Nahma Township is a civil township of Delta County in the U.S. state of Michigan. The population was 468 at the 2020 census, slightly down from 495 at the 2010 census. Nahma was established in 1881 by the Bay De Noquet Lumber Company as the base for its upper Michigan lumbering operations.

==Geography==
According to the United States Census Bureau, the township has a total area of 188.9 sqmi, of which 166.2 sqmi is land and 22.6 sqmi (11.98%) is water. The city derives its name from the Ojibway (Chippewa) language, in which Nami means sturgeon.

==Demographics==
As of the census of 2000, there were 499 people, 221 households, and 154 families residing in the township. The population density was 3.0 per square mile (1.2/km^{2}). There were 603 housing units at an average density of 3.6 per square mile (1.4/km^{2}). The racial makeup of the township was 91.58% White, 0.20% African American, 5.41% Native American, and 2.81% from two or more races. Hispanic or Latino of any race were 0.20% of the population.

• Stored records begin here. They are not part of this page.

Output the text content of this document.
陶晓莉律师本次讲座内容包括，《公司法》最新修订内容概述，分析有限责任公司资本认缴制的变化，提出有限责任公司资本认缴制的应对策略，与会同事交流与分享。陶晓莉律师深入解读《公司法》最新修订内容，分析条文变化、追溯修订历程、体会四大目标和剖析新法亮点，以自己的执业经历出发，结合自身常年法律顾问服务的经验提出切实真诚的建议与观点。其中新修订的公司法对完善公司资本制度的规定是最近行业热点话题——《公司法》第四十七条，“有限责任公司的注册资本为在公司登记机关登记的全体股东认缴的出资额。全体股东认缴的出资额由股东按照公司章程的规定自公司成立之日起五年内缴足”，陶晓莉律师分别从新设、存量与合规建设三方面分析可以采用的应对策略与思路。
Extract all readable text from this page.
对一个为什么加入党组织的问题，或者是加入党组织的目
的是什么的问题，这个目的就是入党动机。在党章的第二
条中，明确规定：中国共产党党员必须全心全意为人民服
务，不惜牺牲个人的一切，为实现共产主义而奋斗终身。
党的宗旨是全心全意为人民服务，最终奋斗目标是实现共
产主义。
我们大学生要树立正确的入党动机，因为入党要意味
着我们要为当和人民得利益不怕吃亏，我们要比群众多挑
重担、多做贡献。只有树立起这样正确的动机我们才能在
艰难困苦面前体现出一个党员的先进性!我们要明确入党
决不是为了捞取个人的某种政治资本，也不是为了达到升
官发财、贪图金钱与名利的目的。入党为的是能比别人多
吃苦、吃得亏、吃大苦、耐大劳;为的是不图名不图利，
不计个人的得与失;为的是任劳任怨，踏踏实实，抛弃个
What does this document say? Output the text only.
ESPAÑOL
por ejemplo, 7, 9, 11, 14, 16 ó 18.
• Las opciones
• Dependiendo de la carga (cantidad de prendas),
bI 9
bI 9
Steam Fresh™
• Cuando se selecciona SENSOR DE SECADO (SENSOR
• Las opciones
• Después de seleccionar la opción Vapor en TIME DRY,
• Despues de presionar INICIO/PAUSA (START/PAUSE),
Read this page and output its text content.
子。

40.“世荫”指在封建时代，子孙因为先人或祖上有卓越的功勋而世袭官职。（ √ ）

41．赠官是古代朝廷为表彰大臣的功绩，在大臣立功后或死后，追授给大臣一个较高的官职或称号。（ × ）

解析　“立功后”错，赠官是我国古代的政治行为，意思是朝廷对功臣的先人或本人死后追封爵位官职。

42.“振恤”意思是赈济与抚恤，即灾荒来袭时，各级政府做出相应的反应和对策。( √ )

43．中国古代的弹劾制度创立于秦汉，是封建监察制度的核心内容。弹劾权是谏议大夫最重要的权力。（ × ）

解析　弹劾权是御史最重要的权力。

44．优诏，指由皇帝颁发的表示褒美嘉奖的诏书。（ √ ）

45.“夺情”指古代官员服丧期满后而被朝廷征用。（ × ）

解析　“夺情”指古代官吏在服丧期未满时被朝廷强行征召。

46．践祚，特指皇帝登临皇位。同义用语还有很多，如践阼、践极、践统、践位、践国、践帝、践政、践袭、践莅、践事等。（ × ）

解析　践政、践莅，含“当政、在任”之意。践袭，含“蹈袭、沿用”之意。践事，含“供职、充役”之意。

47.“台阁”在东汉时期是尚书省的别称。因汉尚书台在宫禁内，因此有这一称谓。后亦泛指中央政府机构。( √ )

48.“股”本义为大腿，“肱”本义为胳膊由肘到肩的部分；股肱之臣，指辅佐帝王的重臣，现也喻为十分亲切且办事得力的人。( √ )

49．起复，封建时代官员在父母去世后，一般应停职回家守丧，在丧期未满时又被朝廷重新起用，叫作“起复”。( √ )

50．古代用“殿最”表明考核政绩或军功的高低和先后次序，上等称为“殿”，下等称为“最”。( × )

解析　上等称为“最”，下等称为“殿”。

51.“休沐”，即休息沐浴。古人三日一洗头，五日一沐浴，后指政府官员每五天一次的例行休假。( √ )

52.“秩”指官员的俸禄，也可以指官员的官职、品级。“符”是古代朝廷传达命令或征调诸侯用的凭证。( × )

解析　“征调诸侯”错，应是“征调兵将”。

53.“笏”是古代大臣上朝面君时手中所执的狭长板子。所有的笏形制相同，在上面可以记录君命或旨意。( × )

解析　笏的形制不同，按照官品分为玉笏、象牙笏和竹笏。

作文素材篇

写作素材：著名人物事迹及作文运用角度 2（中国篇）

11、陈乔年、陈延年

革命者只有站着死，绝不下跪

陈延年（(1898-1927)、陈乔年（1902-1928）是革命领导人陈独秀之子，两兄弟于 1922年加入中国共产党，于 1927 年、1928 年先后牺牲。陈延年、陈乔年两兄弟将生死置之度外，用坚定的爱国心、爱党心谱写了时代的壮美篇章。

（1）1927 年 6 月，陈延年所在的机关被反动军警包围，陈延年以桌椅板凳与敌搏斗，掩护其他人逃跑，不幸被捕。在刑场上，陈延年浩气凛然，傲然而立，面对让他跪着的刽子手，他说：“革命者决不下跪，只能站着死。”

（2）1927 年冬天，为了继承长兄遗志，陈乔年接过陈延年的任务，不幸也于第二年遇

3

There were 221 households, out of which 19.9% had children under the age of 18 living with them, 63.8% were married couples living together, 3.6% had a female householder with no husband present, and 30.3% were non-families. 27.1% of all households were made up of individuals, and 16.3% had someone living alone who was 65 years of age or older. The average household size was 2.26 and the average family size was 2.73.

In the township the population was spread out, with 19.8% under the age of 18, 3.4% from 18 to 24, 19.6% from 25 to 44, 28.9% from 45 to 64, and 28.3% who were 65 years of age or older. The median age was 51 years. For every 100 females, there were 106.2 males. For every 100 females age 18 and over, there were 103.0 males.

The median income for a household in the township was $28,077, and the median income for a family was $34,167. Males had a median income of $31,000 versus $17,679 for females. The per capita income for the township was $16,981. About 8.9% of families and 12.6% of the population were below the poverty line, including 14.4% of those under age 18 and 7.7% of those age 65 or over.